Ci pensavo giusto qualche giorno fa. A me e alla mia voglia adolescenziale di adottare un bambino. Lo sa bene mia mamma, alla quale chiedevo ripetutamente: “Mamma, mi adotti un fratellino?”
Quando sono stata non più bambina, questo desiderio di adottare un bambino non mio, non partorito da me, si è fatta più accentuata. Tant’è che fu una delle prime cose che dissi a Patrizio, mio marito. Tant’è che, appena nato Ettore, iniziammo i corsi. Ci siamo fermati a due incontri, in cui mi sono sentita chiedere: “Perchè non se ne fa un altro suo, visto che ne ha appena partorito uno?” o “Beh, sapete vero che avrà la precedenza una famiglia senza figli, rispetto a voi che ne avete giù uno vostro?”
Vostro, tuo, suo, mio. Aggettivi possessivi. A parlare, assistenti sociali. La peggior razza con cui abbia mai avuto a che fare.
Oggi leggo questo articolo, che parla di un’adozione andata a male.
Mentre scrivevo “Madri, comunque” ho parlato spesso di adozione. E ricordo che mi dissero: “Non sono pochi quelli che li restituiscono”. Ci restai male. Ero rimasta alle tante coppie che si separano, con l’arrivo del figlio (adottivo o no, ci si separa quando arriva il terzo tra i due, l’estraneo nella coppia). E invece scoprii che un figlio adottivo si può restituire. Viene affidato a una casa famiglia o a un centro di accoglienza. Secondo i dati del ministero di giustizia, “si stima nel 4% i bambini e ragazzi accolti in affidamento familiare o in comunità a seguito di una crisi del percorso adottivo”. C’è qualcuno che dice che sono cifre che non significano nulla perchè non raccolte con criteri omogenei e analizzate in riferimento al quadro complessivo della materia.

Quando si parla di fallimenti adottivi non si può prescindere dai dati effettivi del Ministero della Giustizia raccolti attraverso i Tribunali per i minorenni. E’ infatti fondamentale considerare le adozioni complessivamente concluse e il numero dei provvedimenti che sanciscono effettivamente l’adottabilità del minore, mentre le semplici “crisi” del percorso adottivo non possono considerarsi fallimento adottivo. Considerato quindi che il totale delle adozioni realizzate in Italia tra nazionali e internazionali, negli anni dal 2000 al 2012, è di 51994, i fallimenti adottivi dovrebbero essere stati finora in totale poco più di 500. Questa proiezione appare confermata da una indagine conoscitiva portata avanti dal Tribunale per i Minorenni di Milano, da cui emerge la cifra di 44 fallimenti adottivi avvenuti tra il 2003 e il 2010. Infatti, se si considera il totale di 3997 adozioni, nazionali e internazionali realizzate e omologate dal Tribunale di Milano nel periodo corrispondente, i fallimenti adottivi effettivi risultano confermati nella percentuale di circa l’1% (peraltro in questa cifra non si tiene conto delle adozioni concluse prima del 2003 e non sono considerate le adozioni speciali pronunciate ex art. 44 della legge 184/1983).

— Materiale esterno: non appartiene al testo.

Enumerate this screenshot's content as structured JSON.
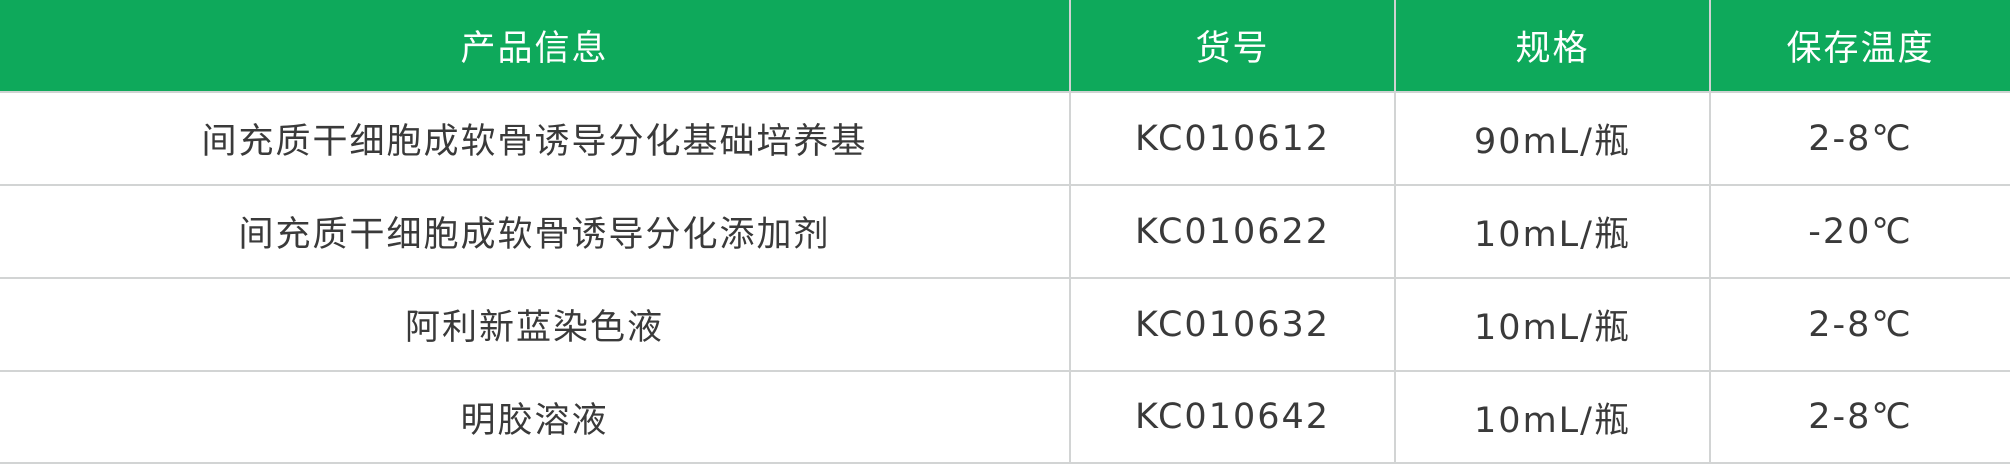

In ogni caso, è di tutta rilevanza quanto emerge dai dati ministeriali in merito al fatto che nel triennio 2007-2009 l’80% dei Tribunali non ha registrato le “restituzioni” dei figli adottivi da parte delle famiglie e che nel 2010 non lo ha fatto il 65% dei Tribunali:probabilmente le restituzioni sono talmente rare che i Tribunali non ritengono utile e opportuno registrarle”.

A me un po’ sorprende. In ogni caso. Se le restituzioni sono talmente rare non significa che non ce ne siano. Anche ci fosse una sola coppia che restituisce il figlio adottivo, sarebbe un dato su cui riflettere sulle tante cose assurde della legislazione a riguardo: per adottare un bambino devi essere sposato, devi essere una coppia eterosessuale, devi fare corsi, devi sottoporti agli psicologi, devi passare fine settimana a fare incontri, devi attendere. Devi. Poi però, se non ti va bene, puoi restituirlo. Come un cane.

Un figlio naturale, partorito con la tua pancia, se non era quello che pensavi, se ti mette in crisi, se ti scombussola la vita, non lo puoi restituire a nessuno. E meno male.